Spontaneous healing occurs over seven to 10 days. Ulcers are found primarily
on nonmovable mucosa (e.g., lateral border of the tongue and gingival,
perioral, and vermillion border of the lips). These lesions are referred to as
herpes labialis, cold sores, or fever blisters.22
Treatment consists of
controlling symptoms and shortening the duration of active infection. Lesions
are usually mild and self-limited. Topical antiviral and analgesic agents can
help decrease healing time and pain. Acyclovir 5% is an accepted standard
topical therapy.23,24 Systemic antiviral agents, such as acyclovir,
valacyclovir, and famciclovir, may reduce the duration of symptoms but are
helpful only for prodromal symptoms.23 These agents are not
curative, but they may lessen the severity and duration of infection and rate
of recurrence. Since this is a viral infection, antibiotics should not be
used. Corticosteroids have not been effective in treating herpes.

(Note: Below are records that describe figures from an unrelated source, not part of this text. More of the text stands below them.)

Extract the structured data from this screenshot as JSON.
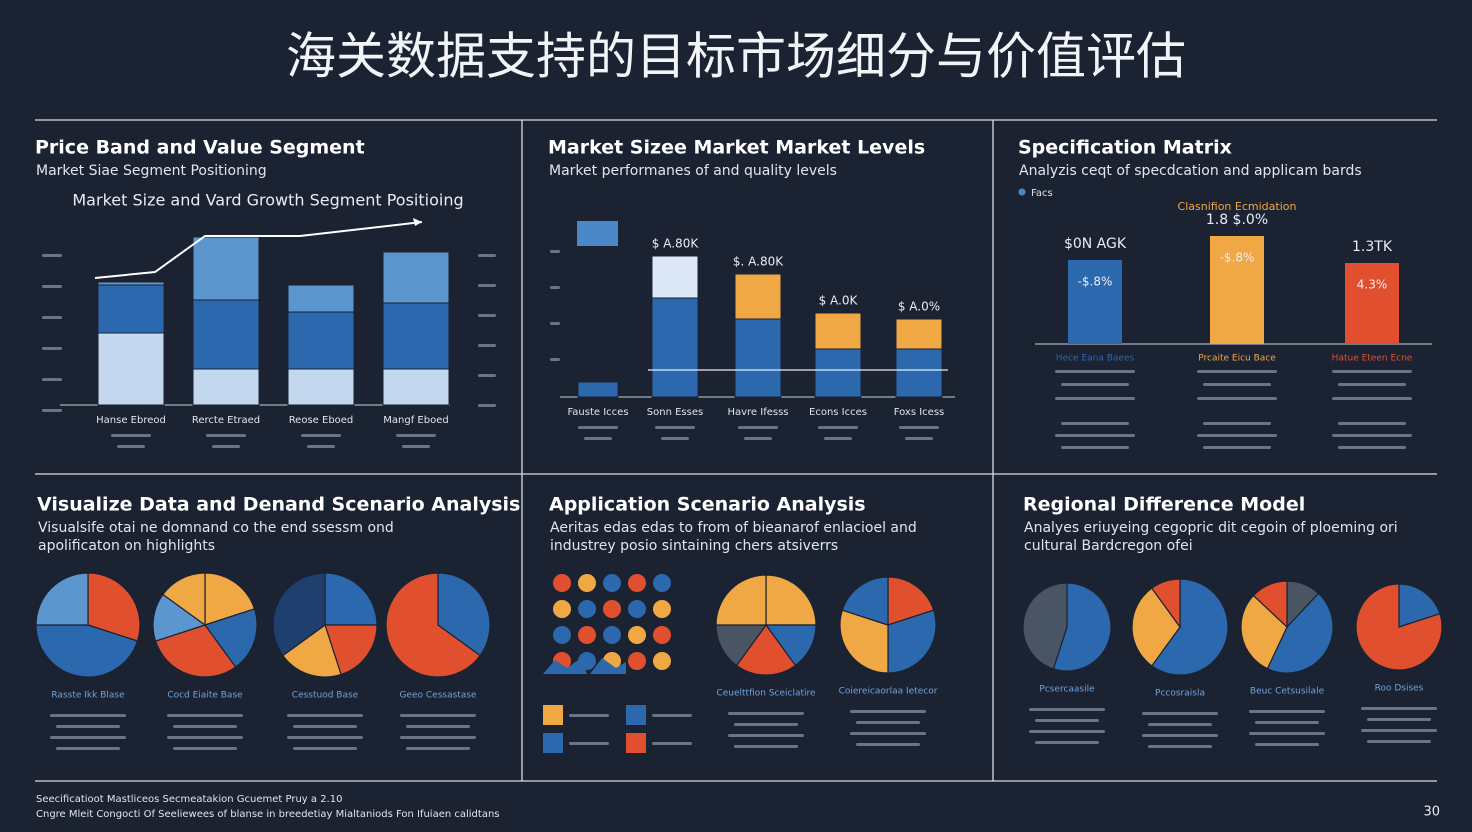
{
  "title": "海关数据支持的目标市场细分与价值评估",
  "panels": [
    {
      "title": "Price Band and Value Segment",
      "subtitle": [
        "Market Siae Segment Positioning"
      ],
      "chart": {
        "type": "stacked-bar",
        "title": "Market Size and Vard Growth Segment Positioing",
        "categories": [
          "Hanse Ebreod",
          "Rercte Etraed",
          "Reose Eboed",
          "Mangf Eboed"
        ],
        "ylim": [
          0,
          60
        ],
        "series": [
          {
            "color": "#c3d8ee",
            "values": [
              24,
              12,
              12,
              12
            ]
          },
          {
            "color": "#2b68ad",
            "values": [
              16,
              23,
              19,
              22
            ]
          },
          {
            "color": "#5b96cf",
            "values": [
              1,
              21,
              9,
              17
            ]
          }
        ]
      }
    },
    {
      "title": "Market Sizee Market Market Levels",
      "subtitle": [
        "Market performanes of and quality levels"
      ],
      "chart": {
        "type": "stacked-bar",
        "categories": [
          "Fauste Icces",
          "Sonn Esses",
          "Havre Ifesss",
          "Econs Icces",
          "Foxs Icess"
        ],
        "ylim": [
          0,
          55
        ],
        "series": [
          {
            "color": "#2b68ad",
            "values": [
              5,
              33,
              26,
              16,
              16
            ]
          },
          {
            "color": "#f0a845",
            "colors": [
              "#f0a845",
              "#dce8f5",
              "#f0a845",
              "#f0a845",
              "#f0a845"
            ],
            "values": [
              0,
              14,
              15,
              12,
              10
            ]
          }
        ],
        "annotations": [
          "$ A.80K",
          "$. A.80K",
          "$ A.0K",
          "$ A.0%"
        ]
      }
    },
    {
      "title": "Specification Matrix",
      "subtitle": [
        "Analyzis ceqt of specdcation and applicam bards"
      ],
      "chart": {
        "type": "bar",
        "legend": "Facs",
        "headline": "Clasnifion Ecmidation",
        "values": [
          28,
          36,
          27
        ],
        "colors": [
          "#2b68ad",
          "#f0a845",
          "#e0502f"
        ],
        "ylim": [
          0,
          40
        ],
        "annotations": [
          "$0N AGK",
          "1.8 $.0%",
          "1.3TK"
        ],
        "inner_labels": [
          "-$.8%",
          "-$.8%",
          "4.3%"
        ],
        "categories": [
          "Hece Eana Baees",
          "Prcaite Eicu Bace",
          "Hatue Eteen Ecne"
        ]
      }
    },
    {
      "title": "Visualize Data and Denand Scenario Analysis",
      "subtitle": [
        "Visualsife otai ne domnand co the end ssessm ond",
        "apolificaton on highlights"
      ],
      "chart": {
        "type": "pie",
        "pies": [
          {
            "values": [
              30,
              45,
              25
            ],
            "colors": [
              "#e0502f",
              "#2b68ad",
              "#5b96cf"
            ],
            "caption": "Rasste Ikk Blase"
          },
          {
            "values": [
              20,
              20,
              30,
              15,
              15
            ],
            "colors": [
              "#f0a845",
              "#2b68ad",
              "#e0502f",
              "#5b96cf",
              "#f0a845"
            ],
            "caption": "Cocd Eiaite Base"
          },
          {
            "values": [
              25,
              20,
              20,
              35
            ],
            "colors": [
              "#2b68ad",
              "#e0502f",
              "#f0a845",
              "#1f3f6e"
            ],
            "caption": "Cesstuod Base"
          },
          {
            "values": [
              35,
              65
            ],
            "colors": [
              "#2b68ad",
              "#e0502f"
            ],
            "caption": "Geeo Cessastase"
          }
        ]
      }
    },
    {
      "title": "Application Scenario Analysis",
      "subtitle": [
        "Aeritas edas edas to from of bieanarof enlacioel and",
        "industrey posio sintaining chers atsiverrs"
      ],
      "chart": {
        "type": "pie",
        "pies": [
          {
            "values": [
              25,
              15,
              20,
              15,
              25
            ],
            "colors": [
              "#f0a845",
              "#2b68ad",
              "#e0502f",
              "#4a5563",
              "#f0a845"
            ],
            "caption": "Ceuelttfion Sceiclatire"
          },
          {
            "values": [
              20,
              30,
              30,
              20
            ],
            "colors": [
              "#e0502f",
              "#2b68ad",
              "#f0a845",
              "#2b68ad"
            ],
            "caption": "Coiereicaorlaa Ietecor"
          }
        ]
      }
    },
    {
      "title": "Regional Difference Model",
      "subtitle": [
        "Analyes eriuyeing cegopric dit cegoin of ploeming ori",
        "cultural Bardcregon ofei"
      ],
      "chart": {
        "type": "pie",
        "pies": [
          {
            "values": [
              55,
              45
            ],
            "colors": [
              "#2b68ad",
              "#4a5563"
            ],
            "caption": "Pcsercaasile"
          },
          {
            "values": [
              60,
              30,
              10
            ],
            "colors": [
              "#2b68ad",
              "#f0a845",
              "#e0502f"
            ],
            "caption": "Pccosraisla"
          },
          {
            "values": [
              12,
              45,
              30,
              13
            ],
            "colors": [
              "#4a5563",
              "#2b68ad",
              "#f0a845",
              "#e0502f"
            ],
            "caption": "Beuc Cetsusilale"
          },
          {
            "values": [
              20,
              80
            ],
            "colors": [
              "#2b68ad",
              "#e0502f"
            ],
            "caption": "Roo Dsises"
          }
        ]
      }
    }
  ],
  "footer": [
    "Seecificatioot Mastliceos Secmeatakion Gcuemet Pruy a 2.10",
    "Cngre Mleit Congocti Of Seeliewees of blanse in breedetiay Mialtaniods Fon Ifuiaen calidtans"
  ],
  "page_number": 30
}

Docosanol (Abreva) 10% topical
cream inhibits fusion of the virus with the human cell membrane, blocking
entry and subsequent viral replication. It is designed to speed healing time
of recurrent oral/facial herpes, and it stopped progression to the blister
stage in about 34% of patients who apply it at the early sign of an outbreak
(redness). This OTC medication should be applied five times per day until the
infection is healed.
Xerostomia:
Xerostomia can be due to medications (e.g., antipsychotics, anticholinergics,
antihistamines, diuretics), illness (e.g., HIV or cancer), or aging. Salivary
glands receive sympathetic and cholinergic innervation. Activation of either
autonomic system will increase secretions, but the cholinergic activation is
the more important system. Anticholinergic drugs bind to the cholinergic
(muscarinic) receptors, thus inhibiting salivary secretions from the salivary
glands, resulting in dry mouth.
Treatment is aimed at
increasing secretions or moisturizing the mouth. Saliva substitutes, or
artificial saliva, have the necessary ions, buffering properties, and
lubricating mucins. OTC products include Oasis, Biotène, Optimoist, Xero-Lube,
and Salivart. Dentists or physicians may prescribe cholinergic drugs, such as
Salagen (pilocarpine) and Evoxac (cevimeline).

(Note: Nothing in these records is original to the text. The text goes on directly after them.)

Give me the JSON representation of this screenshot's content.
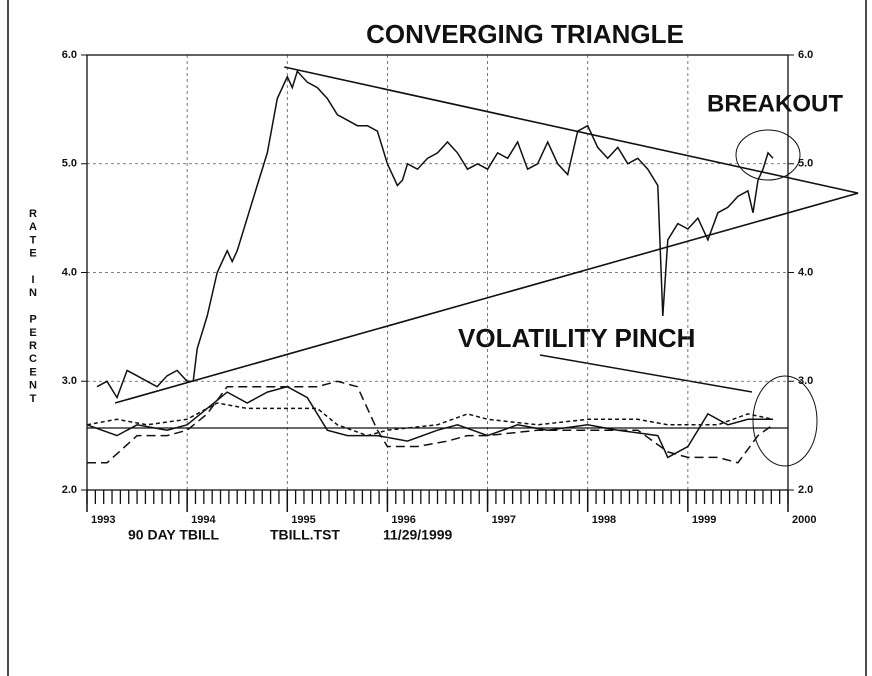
{
  "chart_data": {
    "type": "line",
    "title": "CONVERGING TRIANGLE",
    "annotations": [
      "BREAKOUT",
      "VOLATILITY PINCH"
    ],
    "ylabel": "RATE IN PERCENT",
    "footer": [
      "90 DAY TBILL",
      "TBILL.TST",
      "11/29/1999"
    ],
    "xlim": [
      1993,
      2000
    ],
    "xticks": [
      1993,
      1994,
      1995,
      1996,
      1997,
      1998,
      1999,
      2000
    ],
    "ylim": [
      2,
      6
    ],
    "yticks": [
      {
        "value": 2,
        "label": "2.0"
      },
      {
        "value": 3,
        "label": "3.0"
      },
      {
        "value": 4,
        "label": "4.0"
      },
      {
        "value": 5,
        "label": "5.0"
      },
      {
        "value": 6,
        "label": "6.0"
      }
    ],
    "grid": true,
    "color": "#111111",
    "series": [
      {
        "dash": "none",
        "x": [
          1993.1,
          1993.2,
          1993.3,
          1993.4,
          1993.5,
          1993.6,
          1993.7,
          1993.8,
          1993.9,
          1994.0,
          1994.06,
          1994.1,
          1994.2,
          1994.3,
          1994.4,
          1994.45,
          1994.5,
          1994.6,
          1994.7,
          1994.8,
          1994.9,
          1995.0,
          1995.05,
          1995.1,
          1995.2,
          1995.3,
          1995.4,
          1995.5,
          1995.6,
          1995.7,
          1995.8,
          1995.9,
          1996.0,
          1996.1,
          1996.15,
          1996.2,
          1996.3,
          1996.4,
          1996.5,
          1996.6,
          1996.7,
          1996.8,
          1996.9,
          1997.0,
          1997.1,
          1997.2,
          1997.3,
          1997.4,
          1997.5,
          1997.6,
          1997.7,
          1997.8,
          1997.9,
          1998.0,
          1998.1,
          1998.2,
          1998.3,
          1998.4,
          1998.5,
          1998.6,
          1998.7,
          1998.75,
          1998.8,
          1998.9,
          1999.0,
          1999.1,
          1999.2,
          1999.3,
          1999.4,
          1999.5,
          1999.6,
          1999.65,
          1999.7,
          1999.75,
          1999.8,
          1999.85
        ],
        "values": [
          2.95,
          3.0,
          2.85,
          3.1,
          3.05,
          3.0,
          2.95,
          3.05,
          3.1,
          3.0,
          3.0,
          3.3,
          3.6,
          4.0,
          4.2,
          4.1,
          4.2,
          4.5,
          4.8,
          5.1,
          5.6,
          5.8,
          5.7,
          5.85,
          5.75,
          5.7,
          5.6,
          5.45,
          5.4,
          5.35,
          5.35,
          5.3,
          5.0,
          4.8,
          4.85,
          5.0,
          4.95,
          5.05,
          5.1,
          5.2,
          5.1,
          4.95,
          5.0,
          4.95,
          5.1,
          5.05,
          5.2,
          4.95,
          5.0,
          5.2,
          5.0,
          4.9,
          5.3,
          5.35,
          5.15,
          5.05,
          5.15,
          5.0,
          5.05,
          4.95,
          4.8,
          3.6,
          4.3,
          4.45,
          4.4,
          4.5,
          4.3,
          4.55,
          4.6,
          4.7,
          4.75,
          4.55,
          4.85,
          4.95,
          5.1,
          5.05
        ]
      },
      {
        "dash": "none",
        "x": [
          1993.0,
          1993.3,
          1993.5,
          1993.8,
          1994.0,
          1994.2,
          1994.4,
          1994.6,
          1994.8,
          1995.0,
          1995.2,
          1995.4,
          1995.6,
          1995.9,
          1996.2,
          1996.5,
          1996.7,
          1997.0,
          1997.3,
          1997.6,
          1998.0,
          1998.3,
          1998.7,
          1998.8,
          1999.0,
          1999.2,
          1999.4,
          1999.6,
          1999.85
        ],
        "values": [
          2.6,
          2.5,
          2.6,
          2.55,
          2.6,
          2.75,
          2.9,
          2.8,
          2.9,
          2.95,
          2.85,
          2.55,
          2.5,
          2.5,
          2.45,
          2.55,
          2.6,
          2.5,
          2.6,
          2.55,
          2.6,
          2.55,
          2.5,
          2.3,
          2.4,
          2.7,
          2.6,
          2.65,
          2.65
        ]
      },
      {
        "dash": "9 5",
        "x": [
          1993.0,
          1993.2,
          1993.5,
          1993.8,
          1994.0,
          1994.2,
          1994.4,
          1994.8,
          1995.0,
          1995.3,
          1995.5,
          1995.7,
          1995.9,
          1996.0,
          1996.3,
          1996.6,
          1996.8,
          1997.0,
          1997.5,
          1998.0,
          1998.5,
          1998.8,
          1999.0,
          1999.3,
          1999.5,
          1999.7,
          1999.85
        ],
        "values": [
          2.25,
          2.25,
          2.5,
          2.5,
          2.55,
          2.7,
          2.95,
          2.95,
          2.95,
          2.95,
          3.0,
          2.95,
          2.55,
          2.4,
          2.4,
          2.45,
          2.5,
          2.5,
          2.55,
          2.55,
          2.55,
          2.35,
          2.3,
          2.3,
          2.25,
          2.5,
          2.6
        ]
      },
      {
        "dash": "4 3",
        "x": [
          1993.0,
          1993.3,
          1993.6,
          1994.0,
          1994.3,
          1994.6,
          1995.0,
          1995.3,
          1995.5,
          1995.8,
          1996.0,
          1996.5,
          1996.8,
          1997.0,
          1997.5,
          1998.0,
          1998.5,
          1998.8,
          1999.0,
          1999.3,
          1999.6,
          1999.85
        ],
        "values": [
          2.6,
          2.65,
          2.6,
          2.65,
          2.8,
          2.75,
          2.75,
          2.75,
          2.6,
          2.5,
          2.55,
          2.6,
          2.7,
          2.65,
          2.6,
          2.65,
          2.65,
          2.6,
          2.6,
          2.6,
          2.7,
          2.65
        ]
      }
    ],
    "trendlines": [
      {
        "x": [
          1994.97,
          2000.7
        ],
        "values": [
          5.89,
          4.73
        ]
      },
      {
        "x": [
          1993.28,
          2000.7
        ],
        "values": [
          2.8,
          4.73
        ]
      }
    ],
    "hlines": [
      2.57
    ]
  }
}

Pharmacist's Advice to Patients
Oral lesions can be benign or
malignant; referral to a dentist or an otolaryngologist is appropriate if any
lesion persists for more than two weeks. The pharmacist should review the
patient's history and discuss the clinical appearance of the oral lesion,
including color, location, appearance (raised or flat), and duration. The
pharmacist should assess the patient's condition carefully, as there may be
underlying systemic causes for an innocuous lesion. For benign lesions, such
as aphthous ulcers or herpes labialis, the pharmacist can recommend many OTC
products that may help alleviate pain.